The investigation found that the YouTube Subtitles dataset, which includes transcripts from 173,536 videos across over 48,000 channels, was used by these companies. Channels affected include educational platforms like Khan Academy, MIT, and prominent media outlets such as NPR and the BBC.
High-profile YouTubers like MrBeast, Marques Brownlee, Jacksepticeye, and PewDiePie had their content used without permission. David Pakman, whose channel The David Pakman Show had nearly 160 videos included, voiced his concerns: “This is my livelihood, and I put time, resources, money, and staff time into creating this content.”
Dave Wiskus, CEO of Nebula, a streaming service owned by its creators, criticized the practice, labeling it as “theft” and “disrespectful.”
EleutherAI, the creators of the dataset, did not respond to requests for comment. The dataset, which consists of plain text subtitles and translations from YouTube videos, appears to violate YouTube’s terms of service.

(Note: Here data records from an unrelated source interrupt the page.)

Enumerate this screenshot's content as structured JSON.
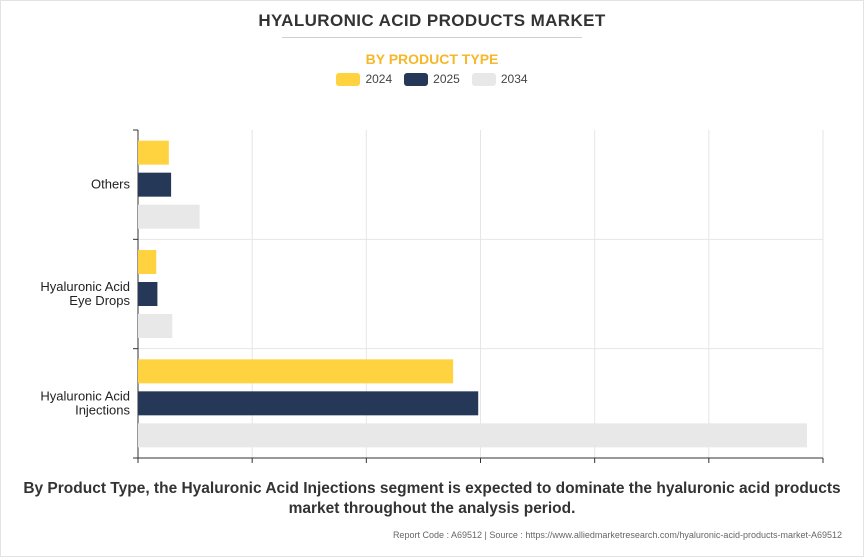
{
  "header": {
    "title": "HYALURONIC ACID PRODUCTS MARKET",
    "subtitle": "BY PRODUCT TYPE"
  },
  "legend": [
    {
      "label": "2024",
      "color": "#ffd23f"
    },
    {
      "label": "2025",
      "color": "#253858"
    },
    {
      "label": "2034",
      "color": "#e8e8e8"
    }
  ],
  "chart_data": {
    "type": "bar",
    "orientation": "horizontal",
    "categories": [
      "Others",
      "Hyaluronic Acid Eye Drops",
      "Hyaluronic Acid Injections"
    ],
    "category_label_lines": [
      [
        "Others"
      ],
      [
        "Hyaluronic Acid",
        "Eye Drops"
      ],
      [
        "Hyaluronic Acid",
        "Injections"
      ]
    ],
    "series": [
      {
        "name": "2024",
        "color": "#ffd23f",
        "values": [
          0.27,
          0.16,
          2.76
        ]
      },
      {
        "name": "2025",
        "color": "#253858",
        "values": [
          0.29,
          0.17,
          2.98
        ]
      },
      {
        "name": "2034",
        "color": "#e8e8e8",
        "values": [
          0.54,
          0.3,
          5.86
        ]
      }
    ],
    "xlim": [
      0,
      6
    ],
    "x_grid_step": 1,
    "tick_labels_shown": false,
    "grid": true,
    "legend_position": "top-center"
  },
  "footer": {
    "caption": "By Product Type, the Hyaluronic Acid Injections segment is expected to dominate the hyaluronic acid products market throughout the analysis period.",
    "source": "Report Code : A69512  |  Source : https://www.alliedmarketresearch.com/hyaluronic-acid-products-market-A69512"
  }
}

Nevertheless, tech giants like Apple, Nvidia, and Salesforce have acknowledged using the dataset as part of the Pile, a larger compilation of data.

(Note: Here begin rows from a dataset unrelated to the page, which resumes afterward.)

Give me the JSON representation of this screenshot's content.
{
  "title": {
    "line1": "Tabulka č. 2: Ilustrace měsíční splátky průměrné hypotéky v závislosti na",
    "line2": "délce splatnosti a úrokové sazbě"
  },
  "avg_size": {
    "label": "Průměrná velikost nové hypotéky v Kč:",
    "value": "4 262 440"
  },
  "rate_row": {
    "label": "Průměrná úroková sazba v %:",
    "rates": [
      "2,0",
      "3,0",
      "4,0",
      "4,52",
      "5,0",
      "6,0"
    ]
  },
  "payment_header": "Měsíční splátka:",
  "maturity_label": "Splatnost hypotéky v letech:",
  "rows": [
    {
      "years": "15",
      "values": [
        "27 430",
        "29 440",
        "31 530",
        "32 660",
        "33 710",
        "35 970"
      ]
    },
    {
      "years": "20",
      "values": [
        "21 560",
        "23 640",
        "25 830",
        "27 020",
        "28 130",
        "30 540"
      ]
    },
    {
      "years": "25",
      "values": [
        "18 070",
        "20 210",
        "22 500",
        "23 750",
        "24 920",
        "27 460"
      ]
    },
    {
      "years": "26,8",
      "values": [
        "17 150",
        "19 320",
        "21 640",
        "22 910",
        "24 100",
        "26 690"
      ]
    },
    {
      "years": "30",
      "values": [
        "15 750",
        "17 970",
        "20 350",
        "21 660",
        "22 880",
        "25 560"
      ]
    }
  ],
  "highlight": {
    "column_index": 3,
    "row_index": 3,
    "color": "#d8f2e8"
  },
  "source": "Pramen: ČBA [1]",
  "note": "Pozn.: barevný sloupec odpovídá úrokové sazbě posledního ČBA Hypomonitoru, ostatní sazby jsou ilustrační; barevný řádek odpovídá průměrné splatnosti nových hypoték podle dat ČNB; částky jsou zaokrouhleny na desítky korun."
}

Jennifer Martinez from Anthropic confirmed their use of the dataset but emphasized that their interpretation of YouTube’s terms allowed for indirect use.
The controversy highlights the ethical and legal challenges surrounding the use of digital content for AI training. As AI technology continues to evolve, there is a growing need for regulations that protect content creators and ensure they are compensated fairly for their work. The unauthorized use of YouTube content by these companies underscores the necessity for clearer guidelines and respect for intellectual property rights in the tech industry.